I also tried an R7800 a year or so ago when the drivers for the WRT3200ACM weren't working well. The R7800 was easy to install as well. My main grievance with the R7800 was that I could not get that chipset to run SQM at my full connection speed. I have a similar experience with a C2600 (a very similar chipset to a R7800 as its in the IPQ806x family), so part of me questions if there is an existing issue with the QCA chipset/drivers with kernel 4.14 (which OpenWrt 18.06 is on right now).

Regardless, all the devices called out in this thread are solid choices.

1 Like

This is my fear, there are many chipsets that are not fully compatible with OPENWRT, which ends up crippling the router. Which chipsets have the most compatibility with OPENWRT?

Here you are. https://www.8devices.com/products/jalapeno
Native OpenWRT, quad core 700MHz CPU Cortex A7, 2x Gigabit Ethernet, dual-band concurrent radio, 128MB Nand, 256MB DDR3 Ram.
Price 99USD.

2 Likes

Thinking about it, there is a way out - flashing escalade's community builds from the ZyXEL OEM firmware:

http://luci.subsignal.org/~trondah/lede/ipq806x/r8532/

Which is recent enough to contain a full-featured factory image including luci - and can be used to downgrade to an official 18.06.1 sysupgrade image using the webinterface. Making this an all graphical (webinterface based) flashing method.

1 Like

@trendy I have already researched these 'mini computers' but the problem of most of them is the wireless signal that is bad for not having antennas. The hardware is extremely powerful.

Thanks for your slh feedback. I'll read about it.

Not a problem, you can connect any antenna you want on the U.FL connectors.
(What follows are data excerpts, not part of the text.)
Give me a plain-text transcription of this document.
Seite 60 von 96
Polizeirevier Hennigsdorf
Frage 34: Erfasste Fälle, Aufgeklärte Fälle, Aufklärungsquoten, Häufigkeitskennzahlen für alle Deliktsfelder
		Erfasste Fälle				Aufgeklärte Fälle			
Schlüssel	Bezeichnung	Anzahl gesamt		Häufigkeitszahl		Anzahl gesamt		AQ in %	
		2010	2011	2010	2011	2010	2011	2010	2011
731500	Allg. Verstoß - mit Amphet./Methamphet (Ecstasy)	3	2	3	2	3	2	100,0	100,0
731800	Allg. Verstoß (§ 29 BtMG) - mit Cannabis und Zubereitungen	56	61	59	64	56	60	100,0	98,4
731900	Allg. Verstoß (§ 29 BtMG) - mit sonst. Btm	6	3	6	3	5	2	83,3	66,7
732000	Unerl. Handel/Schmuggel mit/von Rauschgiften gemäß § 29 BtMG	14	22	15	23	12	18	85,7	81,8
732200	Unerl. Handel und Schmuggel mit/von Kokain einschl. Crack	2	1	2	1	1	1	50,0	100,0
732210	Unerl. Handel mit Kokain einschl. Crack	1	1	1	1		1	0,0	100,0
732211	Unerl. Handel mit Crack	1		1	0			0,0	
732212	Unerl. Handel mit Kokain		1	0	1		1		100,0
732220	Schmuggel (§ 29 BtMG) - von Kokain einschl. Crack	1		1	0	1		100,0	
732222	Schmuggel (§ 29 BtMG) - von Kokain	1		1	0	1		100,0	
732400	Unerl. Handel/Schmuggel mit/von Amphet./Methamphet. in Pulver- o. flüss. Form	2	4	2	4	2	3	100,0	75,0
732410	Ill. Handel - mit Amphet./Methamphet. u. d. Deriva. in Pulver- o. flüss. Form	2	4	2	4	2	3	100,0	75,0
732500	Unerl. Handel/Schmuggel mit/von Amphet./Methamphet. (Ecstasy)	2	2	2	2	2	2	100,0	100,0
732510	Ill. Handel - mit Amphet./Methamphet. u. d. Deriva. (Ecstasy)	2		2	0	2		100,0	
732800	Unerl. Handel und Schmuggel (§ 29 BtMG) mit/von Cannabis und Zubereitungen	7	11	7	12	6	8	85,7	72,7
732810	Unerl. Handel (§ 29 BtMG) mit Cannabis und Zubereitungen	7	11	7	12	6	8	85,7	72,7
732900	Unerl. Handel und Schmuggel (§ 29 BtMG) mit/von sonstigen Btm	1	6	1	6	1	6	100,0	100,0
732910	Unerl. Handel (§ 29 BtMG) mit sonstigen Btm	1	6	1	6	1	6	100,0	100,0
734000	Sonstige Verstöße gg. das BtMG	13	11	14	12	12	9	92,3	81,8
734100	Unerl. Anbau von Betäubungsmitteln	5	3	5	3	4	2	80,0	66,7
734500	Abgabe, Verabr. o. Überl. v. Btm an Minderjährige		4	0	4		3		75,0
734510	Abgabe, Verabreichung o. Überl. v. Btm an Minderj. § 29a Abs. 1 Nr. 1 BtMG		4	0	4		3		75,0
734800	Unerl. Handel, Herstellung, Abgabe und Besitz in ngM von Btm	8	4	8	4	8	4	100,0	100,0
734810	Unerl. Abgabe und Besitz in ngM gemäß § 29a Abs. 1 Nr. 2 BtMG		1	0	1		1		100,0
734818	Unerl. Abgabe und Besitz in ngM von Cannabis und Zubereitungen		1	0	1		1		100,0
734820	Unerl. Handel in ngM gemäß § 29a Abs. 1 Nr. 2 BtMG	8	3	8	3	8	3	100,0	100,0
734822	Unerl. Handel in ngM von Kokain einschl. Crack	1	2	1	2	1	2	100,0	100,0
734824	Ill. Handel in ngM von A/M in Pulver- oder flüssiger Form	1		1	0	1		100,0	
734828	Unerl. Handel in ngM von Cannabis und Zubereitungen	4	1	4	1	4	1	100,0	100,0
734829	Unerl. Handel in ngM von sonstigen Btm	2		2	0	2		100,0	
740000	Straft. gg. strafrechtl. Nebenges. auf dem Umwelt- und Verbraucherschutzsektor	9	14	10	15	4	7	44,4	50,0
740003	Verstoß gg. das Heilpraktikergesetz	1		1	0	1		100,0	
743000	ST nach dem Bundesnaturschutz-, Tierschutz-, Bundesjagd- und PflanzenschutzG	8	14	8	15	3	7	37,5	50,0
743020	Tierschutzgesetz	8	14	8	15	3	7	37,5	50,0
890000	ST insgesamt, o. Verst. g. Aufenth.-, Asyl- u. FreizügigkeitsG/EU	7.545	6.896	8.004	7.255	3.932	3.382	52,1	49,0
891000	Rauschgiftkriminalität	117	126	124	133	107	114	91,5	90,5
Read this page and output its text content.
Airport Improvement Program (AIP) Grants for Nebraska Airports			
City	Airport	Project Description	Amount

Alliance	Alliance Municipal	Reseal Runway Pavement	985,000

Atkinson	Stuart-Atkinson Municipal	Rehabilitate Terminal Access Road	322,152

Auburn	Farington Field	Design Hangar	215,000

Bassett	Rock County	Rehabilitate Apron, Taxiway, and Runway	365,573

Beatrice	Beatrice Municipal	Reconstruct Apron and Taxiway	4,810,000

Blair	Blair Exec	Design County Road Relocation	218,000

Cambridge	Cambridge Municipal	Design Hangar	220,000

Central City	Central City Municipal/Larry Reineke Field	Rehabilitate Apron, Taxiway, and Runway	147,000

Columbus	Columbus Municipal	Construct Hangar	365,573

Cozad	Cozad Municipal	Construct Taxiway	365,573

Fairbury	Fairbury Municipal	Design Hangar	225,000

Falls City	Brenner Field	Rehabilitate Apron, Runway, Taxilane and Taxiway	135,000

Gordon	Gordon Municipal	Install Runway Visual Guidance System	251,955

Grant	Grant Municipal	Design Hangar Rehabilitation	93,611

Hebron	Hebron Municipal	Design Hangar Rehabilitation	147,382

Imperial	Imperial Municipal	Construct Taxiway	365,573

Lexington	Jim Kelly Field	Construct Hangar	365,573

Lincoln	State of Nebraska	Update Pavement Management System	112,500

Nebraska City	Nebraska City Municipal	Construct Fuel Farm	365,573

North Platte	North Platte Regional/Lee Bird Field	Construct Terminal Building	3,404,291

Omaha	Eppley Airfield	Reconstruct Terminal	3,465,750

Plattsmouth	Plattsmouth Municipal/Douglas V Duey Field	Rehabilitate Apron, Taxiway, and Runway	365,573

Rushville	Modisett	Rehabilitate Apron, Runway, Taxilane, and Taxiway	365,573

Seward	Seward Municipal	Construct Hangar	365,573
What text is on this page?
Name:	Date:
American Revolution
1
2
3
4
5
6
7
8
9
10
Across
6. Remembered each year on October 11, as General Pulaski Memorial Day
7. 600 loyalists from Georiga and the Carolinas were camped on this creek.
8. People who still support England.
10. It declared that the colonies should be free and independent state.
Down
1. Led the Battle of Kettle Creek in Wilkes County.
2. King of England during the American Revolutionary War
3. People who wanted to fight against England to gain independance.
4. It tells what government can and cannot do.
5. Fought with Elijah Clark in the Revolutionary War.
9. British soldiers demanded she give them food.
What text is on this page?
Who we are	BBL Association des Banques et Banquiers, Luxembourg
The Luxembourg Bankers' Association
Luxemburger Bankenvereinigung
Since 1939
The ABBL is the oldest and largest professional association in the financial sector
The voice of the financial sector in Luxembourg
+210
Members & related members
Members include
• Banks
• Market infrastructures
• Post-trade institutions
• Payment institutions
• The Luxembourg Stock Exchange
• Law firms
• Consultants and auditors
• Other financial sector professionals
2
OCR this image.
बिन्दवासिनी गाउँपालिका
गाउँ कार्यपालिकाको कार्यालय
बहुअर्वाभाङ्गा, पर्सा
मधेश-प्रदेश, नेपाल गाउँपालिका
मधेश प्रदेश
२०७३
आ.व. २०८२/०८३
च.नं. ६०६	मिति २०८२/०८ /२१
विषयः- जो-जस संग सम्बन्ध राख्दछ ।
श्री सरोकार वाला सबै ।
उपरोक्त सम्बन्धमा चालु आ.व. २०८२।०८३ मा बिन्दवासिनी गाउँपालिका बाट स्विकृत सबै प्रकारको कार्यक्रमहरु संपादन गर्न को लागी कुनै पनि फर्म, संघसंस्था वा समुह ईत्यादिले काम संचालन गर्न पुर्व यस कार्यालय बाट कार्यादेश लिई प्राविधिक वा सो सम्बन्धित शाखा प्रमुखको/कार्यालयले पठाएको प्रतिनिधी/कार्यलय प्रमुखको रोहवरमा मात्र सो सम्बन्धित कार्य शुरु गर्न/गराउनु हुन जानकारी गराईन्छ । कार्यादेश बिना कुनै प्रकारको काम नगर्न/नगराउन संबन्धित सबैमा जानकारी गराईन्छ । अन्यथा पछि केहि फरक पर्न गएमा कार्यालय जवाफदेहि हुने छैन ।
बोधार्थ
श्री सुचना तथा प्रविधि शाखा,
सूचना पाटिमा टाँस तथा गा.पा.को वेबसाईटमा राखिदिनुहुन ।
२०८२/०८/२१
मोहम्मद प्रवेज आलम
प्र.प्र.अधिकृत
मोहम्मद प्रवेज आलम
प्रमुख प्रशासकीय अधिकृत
Hello everyone. I made installation instructions but I did not get the idea probably about versatility so my manual was rejected and deleted. I would welcome the discussion and its conclusions.
I also installed a product that did not have a functional LUCI. Which practically means a configuration via ssh and that was also wrong. Configuration via ssh I would like to welcome older products where there is generally little eprom etc.

2_mm_SMD_UFL_Socket

that's for me that don't know how the ufl stuff is made

any help on differences betwee 2,4 and 5 ghz antennas

Search Amazon, etc. for "ufl dual band antenna kit". The ports on the Jalapeno are dual band so you want dual band antennas.
The antenna kit is two parts, a cable that connects to the ufl port and brings it out to a standard RP-SMA connector like most routers have, and the antenna itself.